La povertà si riduce anche con l'invecchiamento attivo

Progetti a impatto sociale per fronteggiare in modo efficace e intelligente la sfida demografica e contrastare al tempo stesso la povertà economica e sociale migliorando la qualità della vita dell’intera comunità

Alberto Brambilla

Nel precedente articolo (si veda il Punto del 25/6/2018) trattando di povertà, abbiamo individuato nella povertà educativa e sociale uno dei maggiori vettori responsabili di tale situazione.

Ora se anziché guardare la scala sinistra delle età (quelle da 5 a 25/27 anni) come abbiamo fatto nella precedente analisi, ci volgiamo alla parte più a destra, cioè dai 57/60 anni in su, scopriamo che una parte consistente del problema povertà si può alleviare anche qui senza maggiori sussidi o riduzioni drastiche delle imposte, ma con la riduzione della povertà educativa e sociale nella terza e quarta età.
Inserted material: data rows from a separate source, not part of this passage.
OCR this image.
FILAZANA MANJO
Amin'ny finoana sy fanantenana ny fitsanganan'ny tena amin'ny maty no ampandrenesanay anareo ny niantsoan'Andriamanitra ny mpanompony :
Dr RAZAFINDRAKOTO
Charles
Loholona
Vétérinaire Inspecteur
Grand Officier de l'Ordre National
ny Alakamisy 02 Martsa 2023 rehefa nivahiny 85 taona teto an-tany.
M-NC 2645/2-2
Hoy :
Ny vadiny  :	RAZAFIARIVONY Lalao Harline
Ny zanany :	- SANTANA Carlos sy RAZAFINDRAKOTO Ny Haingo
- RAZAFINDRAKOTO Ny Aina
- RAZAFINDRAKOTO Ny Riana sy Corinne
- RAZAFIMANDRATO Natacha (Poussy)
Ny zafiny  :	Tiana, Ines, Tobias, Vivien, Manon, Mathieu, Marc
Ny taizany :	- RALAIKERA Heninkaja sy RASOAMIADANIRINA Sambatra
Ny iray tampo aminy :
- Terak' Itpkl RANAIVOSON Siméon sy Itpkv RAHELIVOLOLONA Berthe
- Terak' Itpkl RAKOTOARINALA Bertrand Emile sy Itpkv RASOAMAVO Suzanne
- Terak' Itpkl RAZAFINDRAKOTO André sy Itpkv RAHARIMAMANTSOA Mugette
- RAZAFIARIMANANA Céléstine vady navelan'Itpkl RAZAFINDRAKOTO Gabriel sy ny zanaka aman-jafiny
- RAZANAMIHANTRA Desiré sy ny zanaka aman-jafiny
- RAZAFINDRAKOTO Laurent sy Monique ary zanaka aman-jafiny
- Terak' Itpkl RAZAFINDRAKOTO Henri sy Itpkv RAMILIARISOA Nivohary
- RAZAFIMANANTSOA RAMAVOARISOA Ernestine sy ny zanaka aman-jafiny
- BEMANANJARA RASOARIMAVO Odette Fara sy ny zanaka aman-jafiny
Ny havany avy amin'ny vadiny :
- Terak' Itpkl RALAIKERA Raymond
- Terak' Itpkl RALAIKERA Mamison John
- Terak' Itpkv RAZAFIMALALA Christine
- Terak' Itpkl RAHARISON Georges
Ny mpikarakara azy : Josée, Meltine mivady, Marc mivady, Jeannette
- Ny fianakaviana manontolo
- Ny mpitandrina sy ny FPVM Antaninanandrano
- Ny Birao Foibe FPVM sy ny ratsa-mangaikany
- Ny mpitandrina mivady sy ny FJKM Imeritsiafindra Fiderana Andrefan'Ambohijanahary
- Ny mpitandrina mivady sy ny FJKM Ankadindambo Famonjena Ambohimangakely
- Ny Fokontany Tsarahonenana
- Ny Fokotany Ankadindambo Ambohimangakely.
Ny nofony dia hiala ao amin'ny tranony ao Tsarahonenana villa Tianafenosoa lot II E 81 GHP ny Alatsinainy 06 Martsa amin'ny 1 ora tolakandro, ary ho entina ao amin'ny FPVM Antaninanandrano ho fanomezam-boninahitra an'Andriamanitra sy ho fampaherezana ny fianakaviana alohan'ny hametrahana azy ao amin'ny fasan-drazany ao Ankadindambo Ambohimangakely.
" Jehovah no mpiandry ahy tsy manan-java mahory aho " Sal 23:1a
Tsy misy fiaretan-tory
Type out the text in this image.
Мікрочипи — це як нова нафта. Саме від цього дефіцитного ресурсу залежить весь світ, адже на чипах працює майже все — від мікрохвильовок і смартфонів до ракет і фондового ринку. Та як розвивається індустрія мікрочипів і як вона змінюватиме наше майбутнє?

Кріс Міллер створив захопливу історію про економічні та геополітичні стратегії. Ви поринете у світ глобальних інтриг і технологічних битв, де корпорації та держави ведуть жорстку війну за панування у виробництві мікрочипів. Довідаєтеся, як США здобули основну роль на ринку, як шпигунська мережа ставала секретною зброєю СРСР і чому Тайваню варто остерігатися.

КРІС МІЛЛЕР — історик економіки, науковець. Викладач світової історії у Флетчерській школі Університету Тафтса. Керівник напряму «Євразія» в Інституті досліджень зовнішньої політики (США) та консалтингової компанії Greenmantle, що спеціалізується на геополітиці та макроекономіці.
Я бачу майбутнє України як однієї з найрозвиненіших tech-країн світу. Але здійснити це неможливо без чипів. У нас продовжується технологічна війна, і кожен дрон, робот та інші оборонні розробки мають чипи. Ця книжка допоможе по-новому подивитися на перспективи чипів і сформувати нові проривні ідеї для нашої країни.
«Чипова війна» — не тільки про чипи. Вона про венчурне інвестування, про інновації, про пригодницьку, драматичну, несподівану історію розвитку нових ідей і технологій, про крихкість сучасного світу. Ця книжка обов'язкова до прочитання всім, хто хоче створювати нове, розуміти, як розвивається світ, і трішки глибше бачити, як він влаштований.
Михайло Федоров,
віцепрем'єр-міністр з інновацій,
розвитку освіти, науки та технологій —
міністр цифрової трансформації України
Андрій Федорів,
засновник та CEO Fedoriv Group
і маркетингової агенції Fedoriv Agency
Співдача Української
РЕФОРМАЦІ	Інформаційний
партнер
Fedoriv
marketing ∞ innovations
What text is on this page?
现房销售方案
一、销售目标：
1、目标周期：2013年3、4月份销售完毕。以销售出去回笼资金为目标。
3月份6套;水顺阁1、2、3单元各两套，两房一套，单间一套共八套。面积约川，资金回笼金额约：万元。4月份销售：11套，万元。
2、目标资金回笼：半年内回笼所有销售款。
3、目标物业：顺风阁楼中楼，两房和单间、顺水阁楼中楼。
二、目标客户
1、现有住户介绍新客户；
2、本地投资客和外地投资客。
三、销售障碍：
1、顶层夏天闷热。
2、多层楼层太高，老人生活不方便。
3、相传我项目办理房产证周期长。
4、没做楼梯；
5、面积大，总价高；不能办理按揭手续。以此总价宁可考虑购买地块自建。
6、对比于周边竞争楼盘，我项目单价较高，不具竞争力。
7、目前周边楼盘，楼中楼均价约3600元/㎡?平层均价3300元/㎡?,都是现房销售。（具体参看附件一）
Seguendo la teoria di Andrew Scott nel suo “The 100 year life”, l’arma vincente è di nuovo la “formazione continua”, il propellente dell’invecchiamento attivo che potrebbe compensare gli effetti problematici indotti dalla difficoltà nell’occupabilità degli over 57 e dalla transizione demografica (invecchiamento della popolazione).

La suddivisione classica della vita in tre fasi, apprendimento, lavoro e accumulazione e, infine, pensione e decumulo della ricchezza, verrà molto probabilmente sostituita da una vita a più fasi all’interno della quale l’apprendimento, il lavoro, la pensione si spezzetteranno in ulteriori momenti di vita. Probabile che tra i 50 anni e l’età della pensione siano utili momenti di studio e di riconversione del proprio sapere e delle proprie capacità lavorative, supportati da forme di sostegno al reddito finalizzate alla nuova occupazione. Si pensi alla età di quiescenza che potremmo suddividere in una prima fase da pensionato attivo che ancora lavora (già oggi oltre un milione di pensionati lavorano), poi una seconda fase di volontariato, viaggi e hobby e, infine, un’ultima fase in cui si le forze e la salute si riducono e si accede a residenze specifiche.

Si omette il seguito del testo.